「英学者としての小幡篤次郎」、societyの訳語2023/12/20 07:09

 そこでまず、「小幡篤次郎の再発見」の5回目、池田幸弘さんの「英学者としての小幡篤次郎」である。 『小幡篤次郎著作集』第三巻所収の『英氏経済論』(英氏はフランシス・ウェーランド。私は2020年12月2日の福澤先生ウェーランド経済書講述記念講演会で、当時経済学部長だった池田幸弘さんの「福澤諭吉と経済という言説:新旧両理念のはざまで」を聴いていた)で、小幡の訳業の特質を考える。 巻の一から巻の三までは、明治4年刊行開始で、文体は漢字カタカナまじり文。 三の途中までは、やや特殊な振り仮名が頻出する。 巻の四から巻の六までは、明治6年8月刊行開始で、振り仮名は激減。 巻の七から巻の九までは、明治10年10月刊行開始で、振り仮名は激減。

 頻出するやや特殊な振り仮名というのは、「財本」に(モトデ)、「勤労」に(ホネオリ)といったもの。 小幡自身が本書の凡例で、振り仮名は初学者の「記憶」を助けるためのもので、訓ではなく音で読み下すよう述べている。 訓の振り仮名、例えば(ホネオリ)は意味を伝えるもので、読み下す時は音で「キンロウ」と読めという、諸文献でいわれている二重表記に近いともいえる。

 早川勇氏は『ウェブスター辞書と明治の知識人』(春風社・2007年)で、英和対訳袖珍辞書、英和字彙、西周の三者を比較した結果、それぞれの段階に大きな断絶があることを明らかにした。 例えば、actを、袖珍は仕業、働ラキ→字彙は所業(シワザ)、行為(オコナヒ)→西周は行為とし、行為が定着していく。 小幡のスタイルは英和字彙に近いが、現在時点から評価すると、勝利したのは、漢字のみで振り仮名のない西のスタイルである。

 経済関連用語の小幡訳「」を、現代の訳語[]と比較する。 individual「一人」・[個人] society「一国」・[社会] science「学」・[科学] capital「財本」(もとで)・[資本] wages「工銀」(てまだい)・[賃金] company「社中」・[会社]
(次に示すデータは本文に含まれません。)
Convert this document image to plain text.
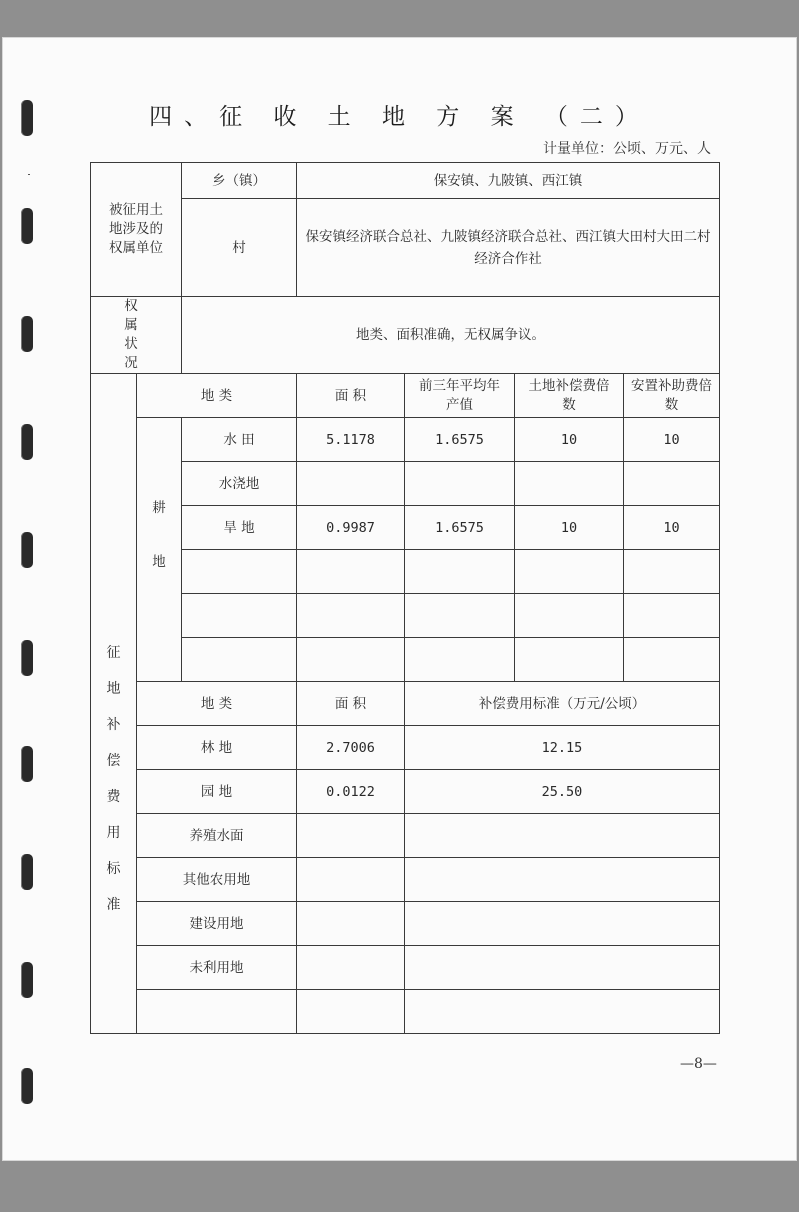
四、征 收 土 地 方 案 （二）
计量单位：公顷、万元、人
被征用土地涉及的权属单位		乡（镇）	保安镇、九陂镇、西江镇			
		村	保安镇经济联合总社、九陂镇经济联合总社、西江镇大田村大田二村经济合作社			

权属状况		地类、面积准确，无权属争议。				

征地补偿费用标准	地 类		面 积	前三年平均年产值	土地补偿费倍 数	安置补助费倍 数

	耕地	水 田	5.1178	1.6575	10	10
		水浇地				
		旱 地	0.9987	1.6575	10	10

	地 类		面 积	补偿费用标准（万元/公顷）		
	林 地		2.7006	12.15		
	园 地		0.0122	25.50		
	养殖水面					
	其他农用地					
	建设用地					
	未利用地					

—8—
 福沢にも『英氏経済論』の抄訳があり、societyを「一国」と訳しており、当時「一国」と訳すのは一般的だったのか、という話があった。 私は、福沢が初めsocietyを「人間交際(じんかんこうさい)」と訳していたと聞いていたので、「一国」との時期の関係を質問させてもらった。 西澤直子さんから、後年の女性論の頃にも「人間交際」も使っていたというコメントがあり、平石直昭さんからは「覚書」で「社会」を使っていることを教えていただいた。 帰宅して、「覚書」を探したら、明治10年の西南戦争を書いた直前に、それらしいのがあった。 「人間社会、最上の有様は知る可(べか)らず。唯、今の社会の有様の宜(よろ)しからざるを、論ずべきのみ。 Positive knowledge of the best form of society is impossible. We know only what it ought not to be.」

 『福澤諭吉事典』のVことば・3社会の「人間交際」によると、「人間交際」の初出は、『西洋事情』外編(慶応4年)で、「人間交際の大本」は「自由不羈(ふき)の人民相集(あつまり)て、力を労し、各々その功に従(したがい)てその報を得、世間一般の為めに設けし制度を守ることなり」とある。 さらに、当時の日本には「社会」に当たる概念がなかったことから、『西洋事情』では文脈に合わせて、「交際」「交(まじわり)」「世人」といった語も用いられている。 その後、福地源一郎によって「社会」という訳語が生まれ、福沢はしばらく「社会」と「人間交際」を併用したが、「人間交際」は次第に用いられなくなった、とあった。